In October 2017, the Government announced proposals to increase the maximum penalty for causing death by dangerous driving from 14 years’ imprisonment to life; increase the maximum penalty for causing death by careless driving under the influence of drink or drugs from 14 years’ imprisonment to life; and create a new offence of causing serious injury by careless driving. It is now 2019 and we are still waiting for those changes to be implemented. The Government constantly tell us, “We will bring forward proposals for reform of the law as soon as parliamentary time allows.” When will that be? These proposals are necessary to improve safety on our roads, act as a deterrent to would-be offenders and restore fairness in our justice system. Moreover, they enjoy wide cross-party support and are therefore relatively straightforward to implement. There is simply no excuse for the continued delay.

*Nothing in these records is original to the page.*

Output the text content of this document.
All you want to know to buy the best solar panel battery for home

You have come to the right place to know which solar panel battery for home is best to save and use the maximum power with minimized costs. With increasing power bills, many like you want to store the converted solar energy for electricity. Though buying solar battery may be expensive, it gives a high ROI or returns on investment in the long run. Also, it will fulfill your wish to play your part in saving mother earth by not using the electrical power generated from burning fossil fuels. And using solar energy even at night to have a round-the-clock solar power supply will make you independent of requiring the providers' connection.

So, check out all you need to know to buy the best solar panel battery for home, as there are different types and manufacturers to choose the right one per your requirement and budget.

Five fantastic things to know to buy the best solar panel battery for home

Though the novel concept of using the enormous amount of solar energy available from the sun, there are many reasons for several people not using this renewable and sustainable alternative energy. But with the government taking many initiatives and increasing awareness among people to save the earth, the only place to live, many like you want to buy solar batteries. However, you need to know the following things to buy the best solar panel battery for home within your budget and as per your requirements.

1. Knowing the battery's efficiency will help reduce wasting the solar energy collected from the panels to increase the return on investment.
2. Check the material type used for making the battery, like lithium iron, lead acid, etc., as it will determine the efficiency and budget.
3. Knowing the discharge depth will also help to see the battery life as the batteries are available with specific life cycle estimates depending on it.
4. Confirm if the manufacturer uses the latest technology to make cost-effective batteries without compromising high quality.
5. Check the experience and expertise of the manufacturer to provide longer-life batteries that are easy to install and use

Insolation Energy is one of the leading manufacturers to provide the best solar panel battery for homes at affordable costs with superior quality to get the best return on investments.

Let us be clear: while the Government dither, families such as the Platt-May family from Coventry continue to see the killers of their loved ones receive paltry prison sentences, which simply adds to their grief and sense of injustice. Two-year-old Caspar and six-year-old Corey Platt-May were two lovely little boys who lived in my constituency, only yards from where I was brought up as a child. In February last year, they were killed in a horrific hit-and-run incident at the hands of a driver who had no licence or insurance, was doing more than 60 mph in a built-up residential area and was high on cocaine at the time. The driver was given a meagre nine-year jail term, which was increased to 10.5 years on appeal, while the Platt-May family were sentenced to a lifetime of grief at the loss of Corey and Casper. They suffered the double injustice of seeing the perpetrator receive a prison sentence of just a few years.

Casper and Corey’s mother, Louise, said:

“what our family has had to go through, and will continue to experience for the rest of our lives, highlights the need for the toughest possible sentences to be handed out to drivers who ruin lives. We call on the Government to honour Corey and Casper’s legacy by ensuring its proposals for tougher sentences for drivers who kill are made law as soon as practically possible.”

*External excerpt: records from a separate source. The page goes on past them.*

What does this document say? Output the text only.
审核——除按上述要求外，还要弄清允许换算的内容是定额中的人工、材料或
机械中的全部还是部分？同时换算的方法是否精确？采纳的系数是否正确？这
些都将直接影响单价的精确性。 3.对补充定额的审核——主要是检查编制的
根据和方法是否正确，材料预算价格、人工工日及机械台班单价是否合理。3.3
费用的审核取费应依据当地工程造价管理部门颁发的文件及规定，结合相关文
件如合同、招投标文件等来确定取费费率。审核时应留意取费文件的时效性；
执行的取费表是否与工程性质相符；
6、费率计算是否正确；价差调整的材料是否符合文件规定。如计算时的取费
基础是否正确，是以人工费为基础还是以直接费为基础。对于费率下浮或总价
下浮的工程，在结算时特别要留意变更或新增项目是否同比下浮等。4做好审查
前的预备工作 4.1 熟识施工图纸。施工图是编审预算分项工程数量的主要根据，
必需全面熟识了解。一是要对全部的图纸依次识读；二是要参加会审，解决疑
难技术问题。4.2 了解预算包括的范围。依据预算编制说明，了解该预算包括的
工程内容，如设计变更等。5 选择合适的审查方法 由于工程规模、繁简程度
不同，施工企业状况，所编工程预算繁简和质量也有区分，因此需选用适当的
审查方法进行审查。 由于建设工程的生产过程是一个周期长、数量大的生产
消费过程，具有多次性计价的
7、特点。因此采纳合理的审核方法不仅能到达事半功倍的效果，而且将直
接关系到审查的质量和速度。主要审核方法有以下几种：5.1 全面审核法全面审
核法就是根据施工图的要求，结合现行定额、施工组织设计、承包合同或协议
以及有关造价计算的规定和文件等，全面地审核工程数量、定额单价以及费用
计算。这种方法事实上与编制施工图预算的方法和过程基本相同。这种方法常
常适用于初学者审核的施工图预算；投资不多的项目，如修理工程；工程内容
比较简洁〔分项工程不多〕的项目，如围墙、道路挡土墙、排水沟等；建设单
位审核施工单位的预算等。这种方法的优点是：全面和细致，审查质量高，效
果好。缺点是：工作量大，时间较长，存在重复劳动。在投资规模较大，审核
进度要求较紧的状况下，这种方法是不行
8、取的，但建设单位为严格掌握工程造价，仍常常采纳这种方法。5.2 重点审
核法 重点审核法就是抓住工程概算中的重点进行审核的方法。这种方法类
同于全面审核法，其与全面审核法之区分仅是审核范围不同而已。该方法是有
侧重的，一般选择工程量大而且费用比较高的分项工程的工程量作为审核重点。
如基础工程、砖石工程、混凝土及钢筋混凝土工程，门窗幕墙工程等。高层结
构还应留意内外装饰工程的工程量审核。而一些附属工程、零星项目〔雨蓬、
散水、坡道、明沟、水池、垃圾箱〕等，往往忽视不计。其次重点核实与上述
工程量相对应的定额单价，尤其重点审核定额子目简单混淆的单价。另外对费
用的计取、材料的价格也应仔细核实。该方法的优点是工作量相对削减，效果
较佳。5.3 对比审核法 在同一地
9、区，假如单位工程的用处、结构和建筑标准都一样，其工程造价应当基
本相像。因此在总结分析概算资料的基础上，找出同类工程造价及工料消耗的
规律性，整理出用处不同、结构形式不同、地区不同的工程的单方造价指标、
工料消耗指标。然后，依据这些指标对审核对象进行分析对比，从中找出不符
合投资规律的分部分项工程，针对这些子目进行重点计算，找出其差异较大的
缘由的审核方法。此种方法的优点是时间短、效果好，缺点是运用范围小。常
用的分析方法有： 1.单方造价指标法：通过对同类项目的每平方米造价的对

It is time for the Government to heed that call, honour Corey and Casper’s legacy and introduce legislation immediately so that drivers who kill are jailed appropriately.

While it is true that no sentence can alleviate the anguish caused by the loss of a loved one in such horrendous circumstances, a lenient sentence can and does add to a family’s pain. Families are being ripped apart through tragedy, and although nothing can bring their loved ones back, an appropriate prison sentence, which more closely reflects the severity and impact of the crime, keeps the killer off the roads and prevents them from causing similar misery to another family, will surely bring them a semblance of comfort.

It is in the Government’s gift to provide that comfort to these grieving families, to make our roads safer and to put in place a law that is both a proper deterrent and a punishment. I urge the Minister to act without further delay.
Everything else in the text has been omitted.